Ce registre fonctionne depuis avril dernier à La Haye.

«On a enregistré jusqu'ici plus de 10'000 requêtes», révèle M. Berset. «Mais le nombre ne dit pas grand-chose. Ce qui est très important, c'est la qualité de ce qui va être enregistré: que ce soient des éléments documentés, avec un niveau de précision très élevé, de manière à pouvoir envisager des processus qui pourront entrer dans un cadre judiciaire.»

Tribunal spécial

«Ca fonctionne bien, dans une logique d'Etat de droit. On a un registre qui est pleinement opérationnel pour l'enregistrement de ces requêtes, de manière à aller en justice plus tard.»

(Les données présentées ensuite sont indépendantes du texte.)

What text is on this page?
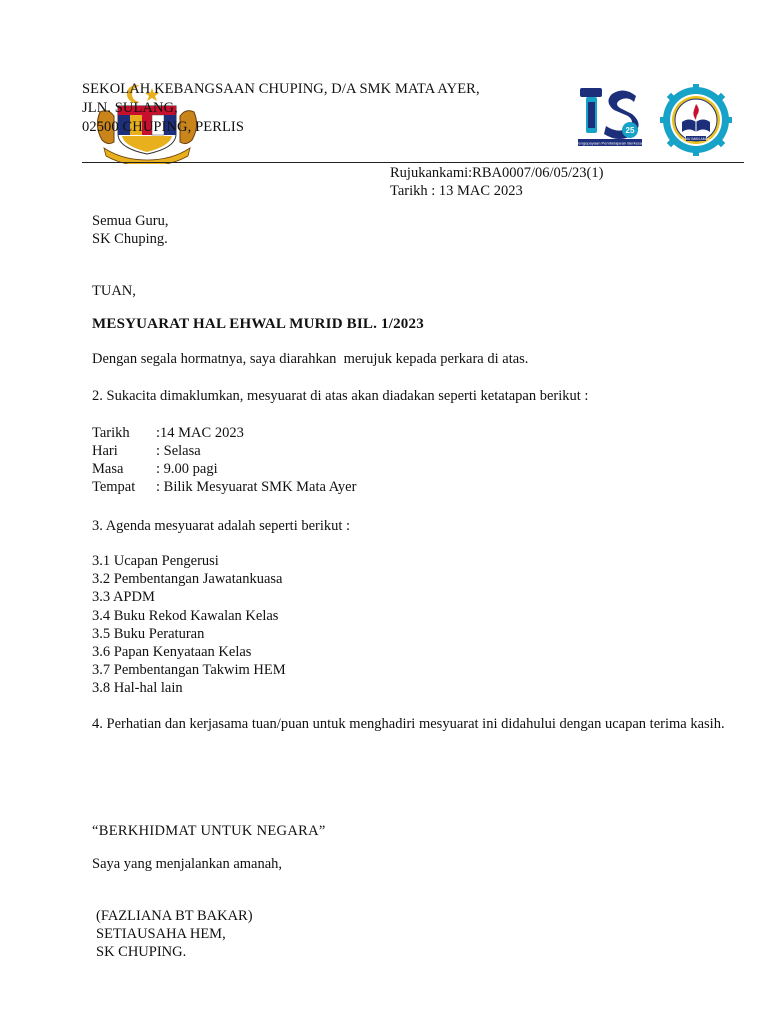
SEKOLAH KEBANGSAAN CHUPING, D/A SMK MATA AYER,
JLN. SULANG,
02500 CHUPING, PERLIS	25
Pengupayaan Pembelajaran Berkesan
ILMU IMAN AMAL
Rujukankami:RBA0007/06/05/23(1)
Tarikh : 13 MAC 2023
Semua Guru,
SK Chuping.
TUAN,
MESYUARAT HAL EHWAL MURID BIL. 1/2023
Dengan segala hormatnya, saya diarahkan  merujuk kepada perkara di atas.
2. Sukacita dimaklumkan, mesyuarat di atas akan diadakan seperti ketatapan berikut :
Tarikh	:14 MAC 2023
Hari	: Selasa
Masa	: 9.00 pagi
Tempat	: Bilik Mesyuarat SMK Mata Ayer
3. Agenda mesyuarat adalah seperti berikut :
3.1 Ucapan Pengerusi
3.2 Pembentangan Jawatankuasa
3.3 APDM
3.4 Buku Rekod Kawalan Kelas
3.5 Buku Peraturan
3.6 Papan Kenyataan Kelas
3.7 Pembentangan Takwim HEM
3.8 Hal-hal lain
4. Perhatian dan kerjasama tuan/puan untuk menghadiri mesyuarat ini didahului dengan ucapan terima kasih.
“BERKHIDMAT UNTUK NEGARA”
Saya yang menjalankan amanah,
(FAZLIANA BT BAKAR)
SETIAUSAHA HEM,
SK CHUPING.
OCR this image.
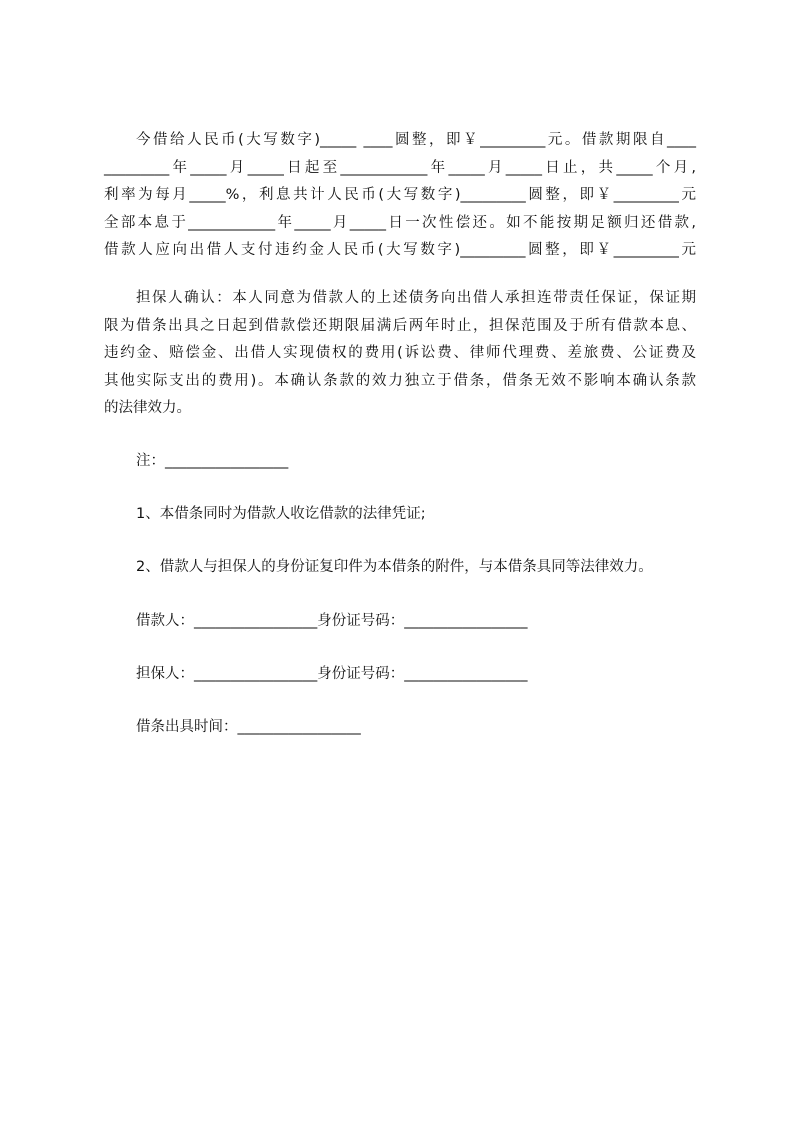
今借给人民币(大写数字)_____ ____圆整，即￥_________元。借款期限自____
_________年_____月_____日起至____________年_____月_____日止，共_____个月,
利率为每月_____%，利息共计人民币(大写数字)_________圆整，即￥_________元
全部本息于____________年_____月_____日一次性偿还。如不能按期足额归还借款,
借款人应向出借人支付违约金人民币(大写数字)_________圆整，即￥_________元
担保人确认：本人同意为借款人的上述债务向出借人承担连带责任保证，保证期
限为借条出具之日起到借款偿还期限届满后两年时止，担保范围及于所有借款本息、
违约金、赔偿金、出借人实现债权的费用(诉讼费、律师代理费、差旅费、公证费及
其他实际支出的费用)。本确认条款的效力独立于借条，借条无效不影响本确认条款
的法律效力。
注：_________________
1、本借条同时为借款人收讫借款的法律凭证;
2、借款人与担保人的身份证复印件为本借条的附件，与本借条具同等法律效力。
借款人：_________________身份证号码：_________________
担保人：_________________身份证号码：_________________
借条出具时间：_________________
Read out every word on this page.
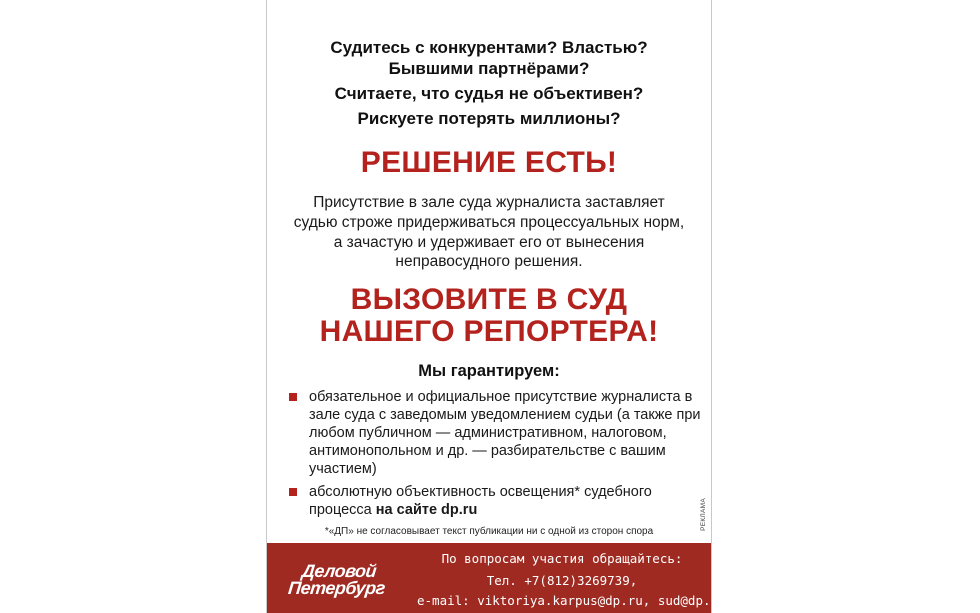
Судитесь с конкурентами? Властью?
Бывшими партнёрами?
Считаете, что судья не объективен?
Рискуете потерять миллионы?
РЕШЕНИЕ ЕСТЬ!
Присутствие в зале суда журналиста заставляет
судью строже придерживаться процессуальных норм,
а зачастую и удерживает его от вынесения
неправосудного решения.
ВЫЗОВИТЕ В СУД
НАШЕГО РЕПОРТЕРА!
Мы гарантируем:
обязательное и официальное присутствие журналиста в зале суда с заведомым уведомлением судьи (а также при любом публичном — административном, налоговом, антимонопольном и др. — разбирательстве с вашим участием)
абсолютную объективность освещения* судебного процесса на сайте dp.ru
*«ДП» не согласовывает текст публикации ни с одной из сторон спора
РЕКЛАМА
Деловой
Петербург
По вопросам участия обращайтесь:
Тел. +7(812)3269739,
e-mail: viktoriya.karpus@dp.ru, sud@dp.ru
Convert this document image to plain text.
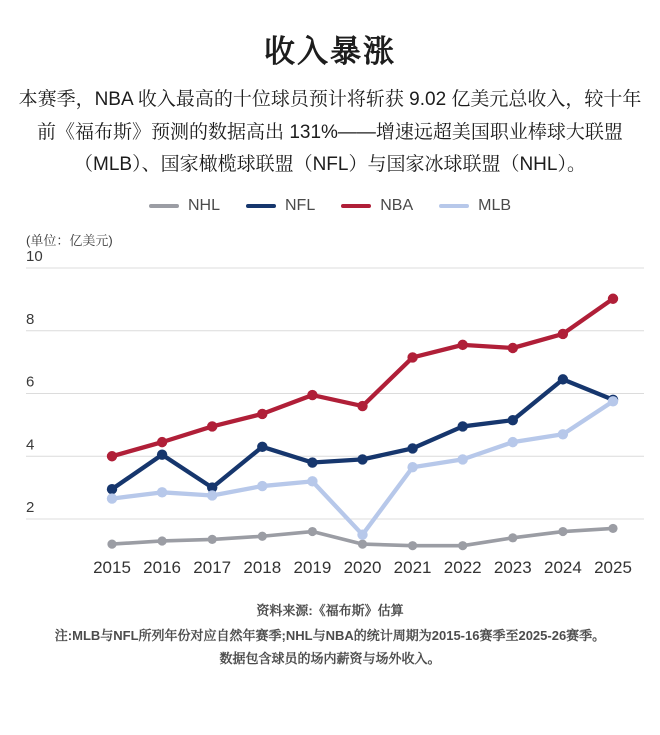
收入暴涨

本赛季，NBA 收入最高的十位球员预计将斩获 9.02 亿美元总收入，较十年前《福布斯》预测的数据高出 131%——增速远超美国职业棒球大联盟（MLB）、国家橄榄球联盟（NFL）与国家冰球联盟（NHL）。

NHL	NFL	NBA	MLB
(单位：亿美元)
10
8
6
4
2
2015 2016 2017 2018 2019 2020 2021 2022 2023 2024 2025
资料来源:《福布斯》估算
注:MLB与NFL所列年份对应自然年赛季;NHL与NBA的统计周期为2015-16赛季至2025-26赛季。
数据包含球员的场内薪资与场外收入。
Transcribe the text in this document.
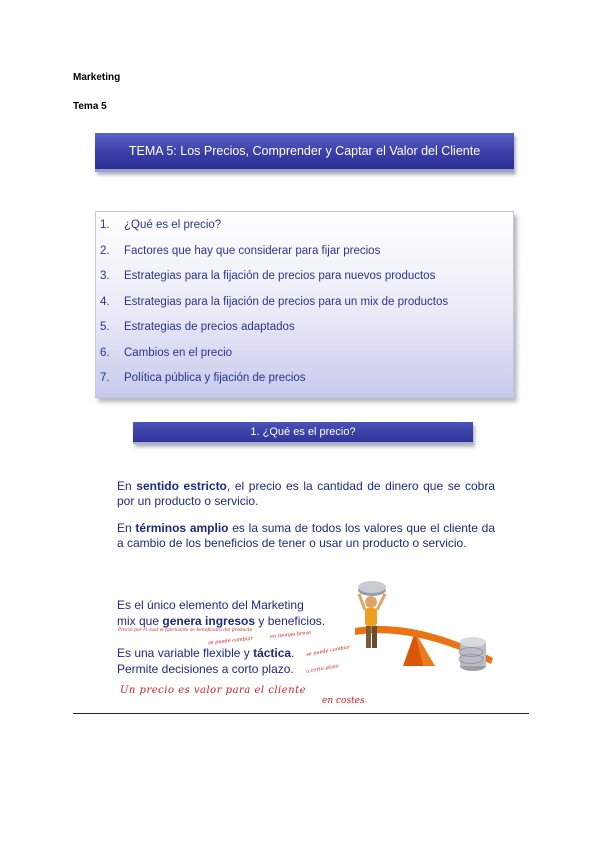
Marketing
Tema 5
TEMA 5: Los Precios, Comprender y Captar el Valor del Cliente
1.	¿Qué es el precio?
2.	Factores que hay que considerar para fijar precios
3.	Estrategias para la fijación de precios para nuevos productos
4.	Estrategias para la fijación de precios para un mix de productos
5.	Estrategias de precios adaptados
6.	Cambios en el precio
7.	Política pública y fijación de precios
1. ¿Qué es el precio?
En sentido estricto, el precio es la cantidad de dinero que se cobra por un producto o servicio.
En términos amplio es la suma de todos los valores que el cliente da a cambio de los beneficios de tener o usar un producto o servicio.
Es el único elemento del Marketing
mix que genera ingresos y beneficios.
Es una variable flexible y táctica.
Permite decisiones a corto plazo.
Precio por el cual el fabricante se beneficiará del producto
se puede cambiar
en tiempo breve
se puede cambiar
a corto plazo
Un precio es valor para el cliente
en costes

A plus long terme, le Conseil de l'Europe travaille sur la constitution d'un tribunal spécial pour juger l'agression russe en Ukraine, qu'aucune juridiction internationale n'a le pouvoir de juger actuellement.

«Ce que fait le Conseil de l'Europe (...) avec la mise en place du registre des dommages, puis le mécanisme de compensation et le tribunal spécial, ce sont des pas très concrets qui vont permettre de mettre en place un vrai système pour la redevabilité dans les questions qui concernent l'agression de la Russie contre l'Ukraine», explique M. Berset.

«On ne doit pas tolérer un monde dans lequel l'impunité et la violence sont la règle du jeu.»